Delayed CINV:Dexamethasone is the preferred agent to be used for delayed CINV. Nonetheless, when aprepitant is used for the prevention of acute CINV then it should also be used for the prophylaxis of delayed CINV as mono therapy, as stated by the MASCC and ASCO guidelines. As discussed before, the NCCN guidelines suggest aprepitant with or without dexamethasone in this situation. A 5-HT3RA can be used as an alternative, although their therapeutic role in the delayed phase is rather limited [34]. In contrast to all three previously published guidelines, metoclopramide is not reflected in the new guidelines as an alternative option [17, 52, 53].

3.5.3 Regimens linked to a low incidence of nausea and vomiting are referred as low emetogenic chemotherapy (10–30%)

The MASCC and ASCO guidelines in unison recommend the use of a steroid alone in the first 24 hours and no prophylaxis beyond 24 hours for acute CINV. The NCCN guidelines recommend prochlorperazine or metoclopramide as well, as alternative drugs to dexamethasone [17, 52, 53].
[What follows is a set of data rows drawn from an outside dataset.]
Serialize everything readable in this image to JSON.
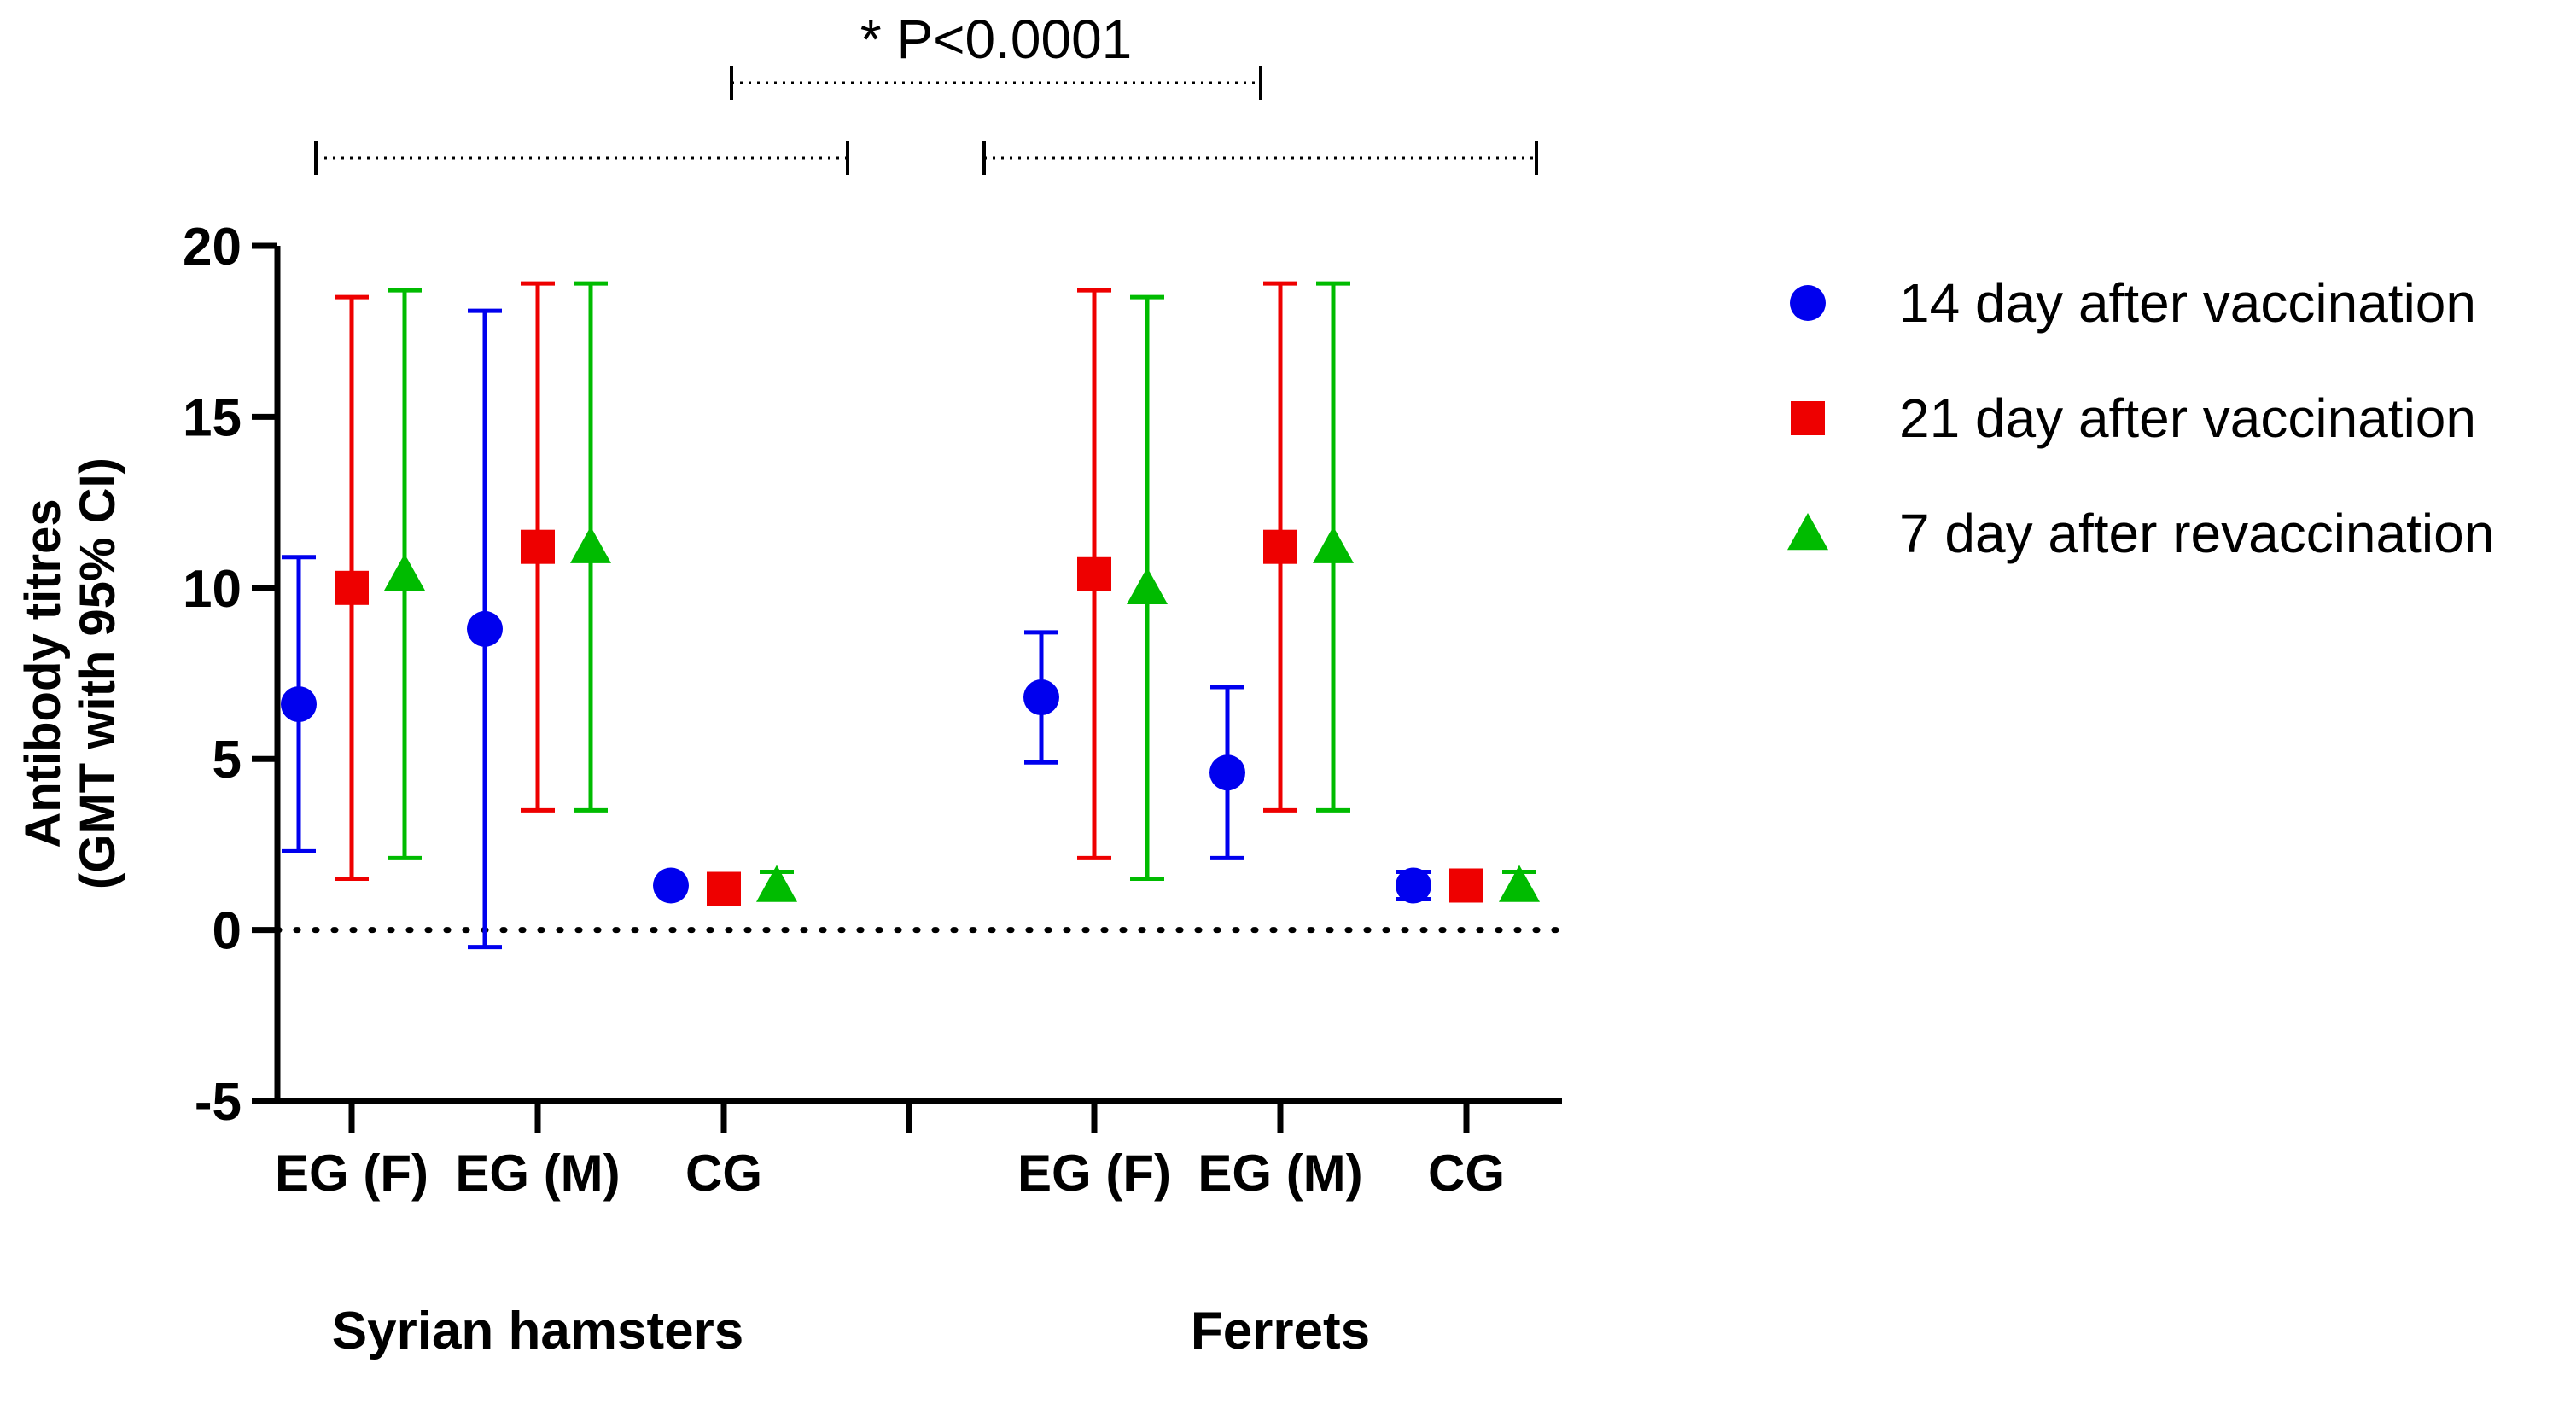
{
  "chart_data": {
    "type": "scatter",
    "title": "",
    "ylabel_lines": [
      "Antibody titres",
      "(GMT with 95% CI)"
    ],
    "xlabel": "",
    "ylim": [
      -5,
      20
    ],
    "yticks": [
      -5,
      0,
      5,
      10,
      15,
      20
    ],
    "reference_line": 0,
    "groups": [
      {
        "name": "Syrian hamsters",
        "categories": [
          "EG (F)",
          "EG (M)",
          "CG"
        ]
      },
      {
        "name": "Ferrets",
        "categories": [
          "EG (F)",
          "EG (M)",
          "CG"
        ]
      }
    ],
    "series": [
      {
        "name": "14 day after vaccination",
        "color": "#0000ee",
        "marker": "circle",
        "points": [
          {
            "group": "Syrian hamsters",
            "category": "EG (F)",
            "y": 6.6,
            "lower": 2.3,
            "upper": 10.9
          },
          {
            "group": "Syrian hamsters",
            "category": "EG (M)",
            "y": 8.8,
            "lower": -0.5,
            "upper": 18.1
          },
          {
            "group": "Syrian hamsters",
            "category": "CG",
            "y": 1.3,
            "lower": 1.3,
            "upper": 1.3
          },
          {
            "group": "Ferrets",
            "category": "EG (F)",
            "y": 6.8,
            "lower": 4.9,
            "upper": 8.7
          },
          {
            "group": "Ferrets",
            "category": "EG (M)",
            "y": 4.6,
            "lower": 2.1,
            "upper": 7.1
          },
          {
            "group": "Ferrets",
            "category": "CG",
            "y": 1.3,
            "lower": 0.9,
            "upper": 1.7
          }
        ]
      },
      {
        "name": "21 day after vaccination",
        "color": "#ee0000",
        "marker": "square",
        "points": [
          {
            "group": "Syrian hamsters",
            "category": "EG (F)",
            "y": 10.0,
            "lower": 1.5,
            "upper": 18.5
          },
          {
            "group": "Syrian hamsters",
            "category": "EG (M)",
            "y": 11.2,
            "lower": 3.5,
            "upper": 18.9
          },
          {
            "group": "Syrian hamsters",
            "category": "CG",
            "y": 1.2,
            "lower": 1.2,
            "upper": 1.2
          },
          {
            "group": "Ferrets",
            "category": "EG (F)",
            "y": 10.4,
            "lower": 2.1,
            "upper": 18.7
          },
          {
            "group": "Ferrets",
            "category": "EG (M)",
            "y": 11.2,
            "lower": 3.5,
            "upper": 18.9
          },
          {
            "group": "Ferrets",
            "category": "CG",
            "y": 1.3,
            "lower": 1.3,
            "upper": 1.3
          }
        ]
      },
      {
        "name": "7 day after revaccination",
        "color": "#00bb00",
        "marker": "triangle",
        "points": [
          {
            "group": "Syrian hamsters",
            "category": "EG (F)",
            "y": 10.4,
            "lower": 2.1,
            "upper": 18.7
          },
          {
            "group": "Syrian hamsters",
            "category": "EG (M)",
            "y": 11.2,
            "lower": 3.5,
            "upper": 18.9
          },
          {
            "group": "Syrian hamsters",
            "category": "CG",
            "y": 1.3,
            "lower": 0.9,
            "upper": 1.7
          },
          {
            "group": "Ferrets",
            "category": "EG (F)",
            "y": 10.0,
            "lower": 1.5,
            "upper": 18.5
          },
          {
            "group": "Ferrets",
            "category": "EG (M)",
            "y": 11.2,
            "lower": 3.5,
            "upper": 18.9
          },
          {
            "group": "Ferrets",
            "category": "CG",
            "y": 1.3,
            "lower": 0.9,
            "upper": 1.7
          }
        ]
      }
    ],
    "annotations": [
      {
        "text": "* P<0.0001",
        "type": "significance",
        "spans": "Syrian hamsters vs Ferrets"
      }
    ]
  }
}
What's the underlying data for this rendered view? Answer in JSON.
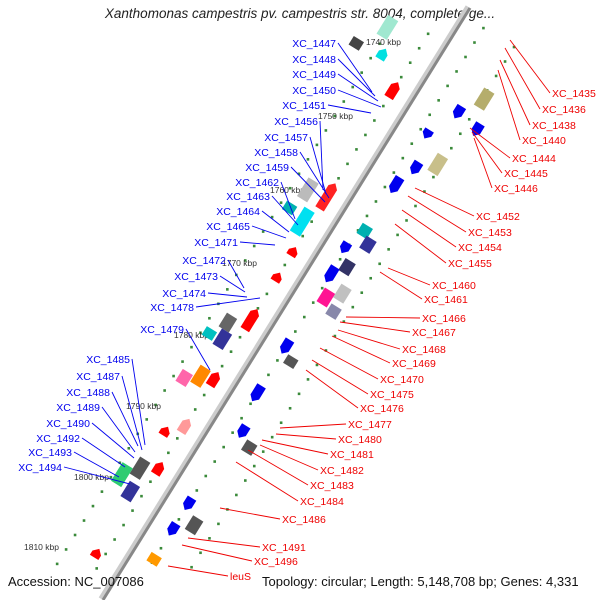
{
  "title": "Xanthomonas campestris pv. campestris str. 8004, complete ge...",
  "footer": {
    "accession": "Accession: NC_007086",
    "stats": "Topology: circular; Length: 5,148,708 bp; Genes: 4,331"
  },
  "colors": {
    "backbone": "#888888",
    "forward_label": "#0000ee",
    "reverse_label": "#ee0000",
    "tick": "#3a8a3a"
  },
  "kbp_ticks": [
    "1740 kbp",
    "1750 kbp",
    "1760 kbp",
    "1770 kbp",
    "1780 kbp",
    "1790 kbp",
    "1800 kbp",
    "1810 kbp"
  ],
  "forward_genes": [
    "XC_1447",
    "XC_1448",
    "XC_1449",
    "XC_1450",
    "XC_1451",
    "XC_1456",
    "XC_1457",
    "XC_1458",
    "XC_1459",
    "XC_1462",
    "XC_1463",
    "XC_1464",
    "XC_1465",
    "XC_1471",
    "XC_1472",
    "XC_1473",
    "XC_1474",
    "XC_1478",
    "XC_1479",
    "XC_1485",
    "XC_1487",
    "XC_1488",
    "XC_1489",
    "XC_1490",
    "XC_1492",
    "XC_1493",
    "XC_1494"
  ],
  "reverse_genes": [
    "XC_1435",
    "XC_1436",
    "XC_1438",
    "XC_1440",
    "XC_1444",
    "XC_1445",
    "XC_1446",
    "XC_1452",
    "XC_1453",
    "XC_1454",
    "XC_1455",
    "XC_1460",
    "XC_1461",
    "XC_1466",
    "XC_1467",
    "XC_1468",
    "XC_1469",
    "XC_1470",
    "XC_1475",
    "XC_1476",
    "XC_1477",
    "XC_1480",
    "XC_1481",
    "XC_1482",
    "XC_1483",
    "XC_1484",
    "XC_1486",
    "XC_1491",
    "XC_1496",
    "leuS"
  ]
}
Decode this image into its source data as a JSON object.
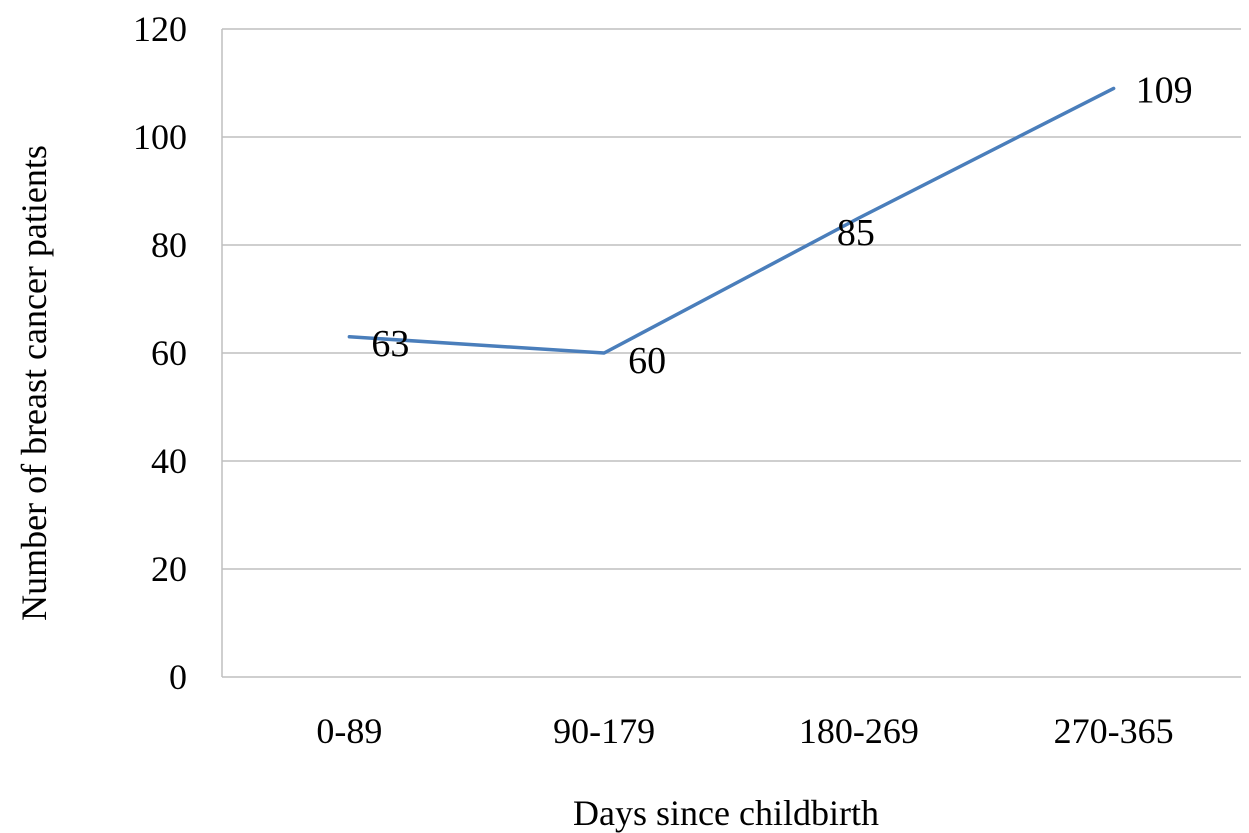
{
  "chart_data": {
    "type": "line",
    "title": "",
    "xlabel": "Days since childbirth",
    "ylabel": "Number of breast cancer patients",
    "categories": [
      "0-89",
      "90-179",
      "180-269",
      "270-365"
    ],
    "series": [
      {
        "values": [
          63,
          60,
          85,
          109
        ],
        "color": "#4a7ebb"
      }
    ],
    "data_labels": [
      "63",
      "60",
      "85",
      "109"
    ],
    "ylim": [
      0,
      120
    ],
    "yticks": [
      0,
      20,
      40,
      60,
      80,
      100,
      120
    ],
    "ytick_labels": [
      "0",
      "20",
      "40",
      "60",
      "80",
      "100",
      "120"
    ],
    "grid": true,
    "gridline_color": "#bfbfbf",
    "legend": "none"
  }
}
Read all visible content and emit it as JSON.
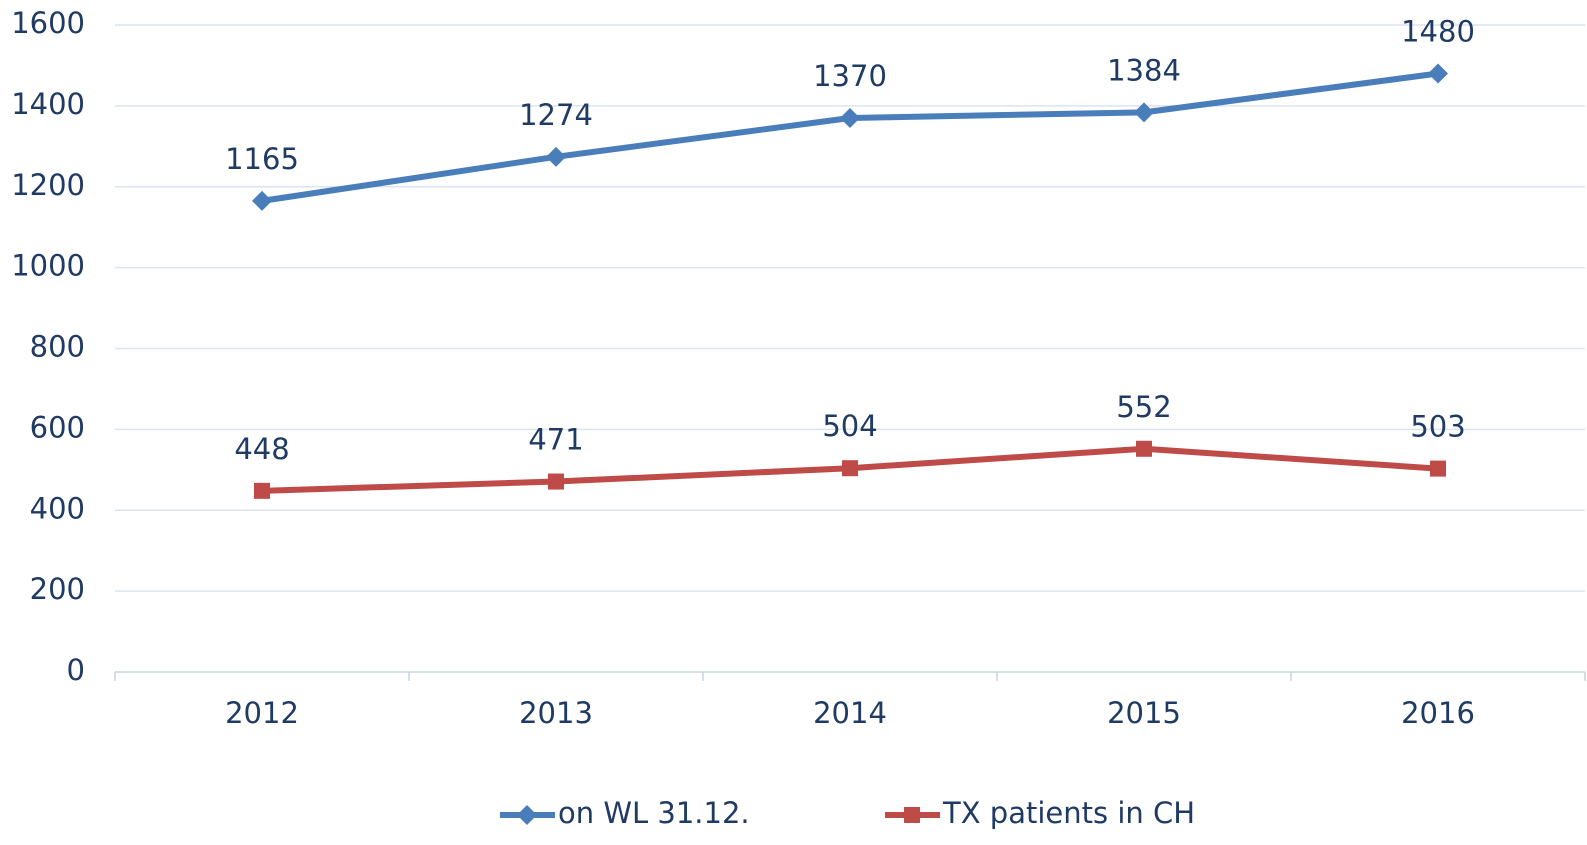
{
  "chart_data": {
    "type": "line",
    "categories": [
      "2012",
      "2013",
      "2014",
      "2015",
      "2016"
    ],
    "series": [
      {
        "name": "on WL 31.12.",
        "color": "#4a7ebb",
        "marker": "diamond",
        "values": [
          1165,
          1274,
          1370,
          1384,
          1480
        ]
      },
      {
        "name": "TX patients in CH",
        "color": "#be4b48",
        "marker": "square",
        "values": [
          448,
          471,
          504,
          552,
          503
        ]
      }
    ],
    "ylim": [
      0,
      1600
    ],
    "yticks": [
      0,
      200,
      400,
      600,
      800,
      1000,
      1200,
      1400,
      1600
    ],
    "grid": true,
    "legend": "bottom"
  }
}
3.5.4 Regimens linked to a minimal incidence of nausea and vomiting are referred to as minimally emetogenic chemotherapy (≤10%)

All three guidelines suggest that, for patients treated with agents of low emetic risk, no antiemetic drugs should be routinely administered before chemotherapy [17, 52, 53].

3.5.5 Regimens linked to an incidence of nausea and vomiting in case of anticipatory, breakthrough or refractory chemotherapy

Anticipatory, breakthrough and refractory CINV:

Anticipatory CINV is mostly seen in patients with anxiety or patients who did not receive adequate antiemetic prophylaxis in the previous cycle [17, 52, 53].

Breakthrough CINV is defined as an event that happens in spite of optimal preventive treatment.

Refractory CINV is nausea and vomiting that recurs in subsequent cycles of therapy when all previous preventive and rescue treatments fail.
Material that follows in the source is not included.